I like making placemats out of fat quarters with no binding.  I get to interact with fabrics I love but will never make into a quilt, try a new machine quilting pattern and use up bits and pieces of batting that are too small for other projects but too big to discard (can't bring myself to say 'throw out').  Here's how:
1.  Take the number of fat quarters you want to use for the tops.  I use 4, 6 or 8 but you could use 3, 5, etc if they are not being given as a set.  Press, stack and press together.  Eight is a pile is tricky so use a new large cutting blade.
2.  On paper, draw rectangles to represent the finished size of placemat.  If making 4 placemats, divide to rectangle into 4 sections, unevenly.  If 6, divide into 6.  If 8, divide into 8.  Choose the one you like best as the master pattern. 

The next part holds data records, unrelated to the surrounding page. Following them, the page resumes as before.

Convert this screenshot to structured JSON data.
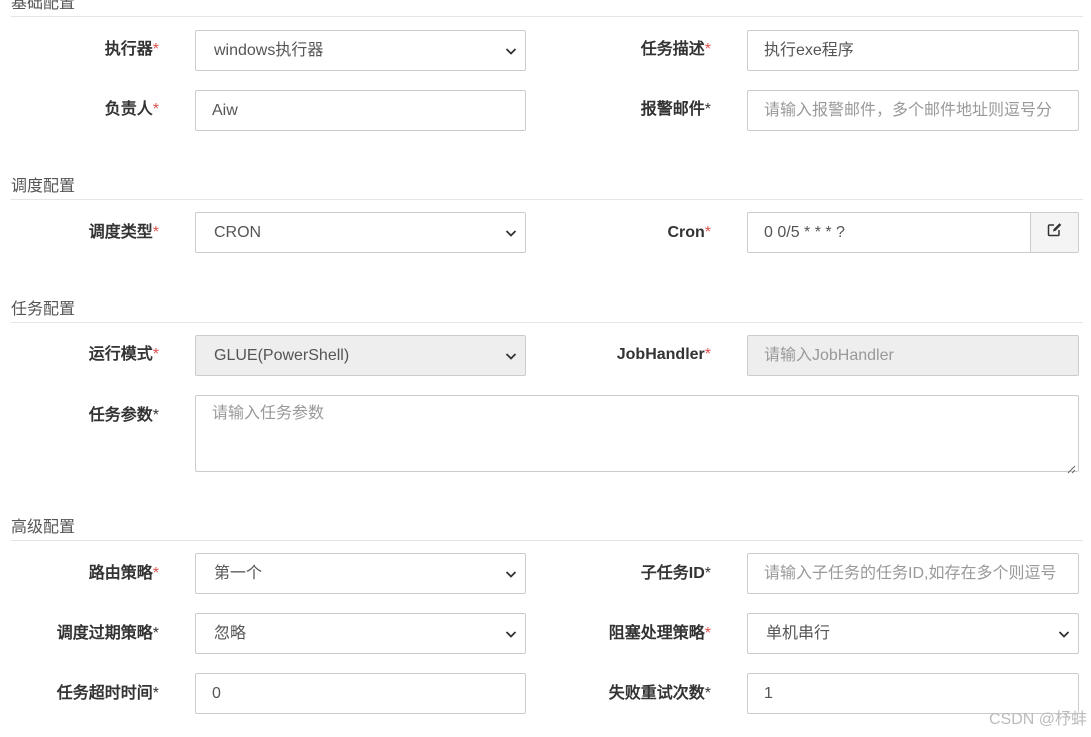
{
  "sections": {
    "basic": "基础配置",
    "schedule": "调度配置",
    "task": "任务配置",
    "advanced": "高级配置"
  },
  "fields": {
    "executor": {
      "label": "执行器",
      "value": "windows执行器"
    },
    "task_desc": {
      "label": "任务描述",
      "value": "执行exe程序"
    },
    "owner": {
      "label": "负责人",
      "value": "Aiw"
    },
    "alarm_email": {
      "label": "报警邮件",
      "placeholder": "请输入报警邮件，多个邮件地址则逗号分"
    },
    "schedule_type": {
      "label": "调度类型",
      "value": "CRON"
    },
    "cron": {
      "label": "Cron",
      "value": "0 0/5 * * * ?"
    },
    "run_mode": {
      "label": "运行模式",
      "value": "GLUE(PowerShell)"
    },
    "job_handler": {
      "label": "JobHandler",
      "placeholder": "请输入JobHandler"
    },
    "task_param": {
      "label": "任务参数",
      "placeholder": "请输入任务参数"
    },
    "route_strategy": {
      "label": "路由策略",
      "value": "第一个"
    },
    "child_job_id": {
      "label": "子任务ID",
      "placeholder": "请输入子任务的任务ID,如存在多个则逗号"
    },
    "misfire_strategy": {
      "label": "调度过期策略",
      "value": "忽略"
    },
    "block_strategy": {
      "label": "阻塞处理策略",
      "value": "单机串行"
    },
    "timeout": {
      "label": "任务超时时间",
      "value": "0"
    },
    "retry_count": {
      "label": "失败重试次数",
      "value": "1"
    }
  },
  "required_mark": "*",
  "watermark": "CSDN @杼蚌",
  "icons": {
    "select_arrow": "chevron-down-icon",
    "cron_edit": "edit-icon"
  }
}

3.  Cut the pile of fat quarters into the pieces of your place.  Shuffle the piles.  Leave pile one alone.  From pile two, take the top fabric and move to the bottom.  On pile three, take the top 2 fabrics and move them to the bottom of the pile.  On pile four, take the top three fabrics and move them to the bottom.  Continue this way until all piles are shuffled so each placemat has one of each fabric. 
4.  Each layer is a placemat.   Sew the pieces back together.  You may have to trim some edges to make them even but this is not an exact method and all placemats don't have to be identical. 
5.  Trim all placemats to be the same size.  We have a 20.5" ruler to make it easier.
6.  I like to layer the batting, back right side up and top right down on the backing.  Sew around the outside edge, leaving an opening to turn through to the right side.  Trim batting to seamline.  Turn.  Press and topstitch around the outside edge 1/8" and the 1/4" for stability. 
7.  Machine quilt.  I like to try different designs.  I don't do much machine quilting so I like to try different ideas.  In a hurry, I go zig zaggy all over.
Here are 4 fat quarters.  They are quilted in rectangles (presents), tress, icicles and ski slopes (wavy overall)

Here are 6 fat quarters.  I still want to try 8.  I figure they would look good placed in the middle of a table for a modern style tablerunner look.
So makes lots, give away many and know you have brightened some one's world.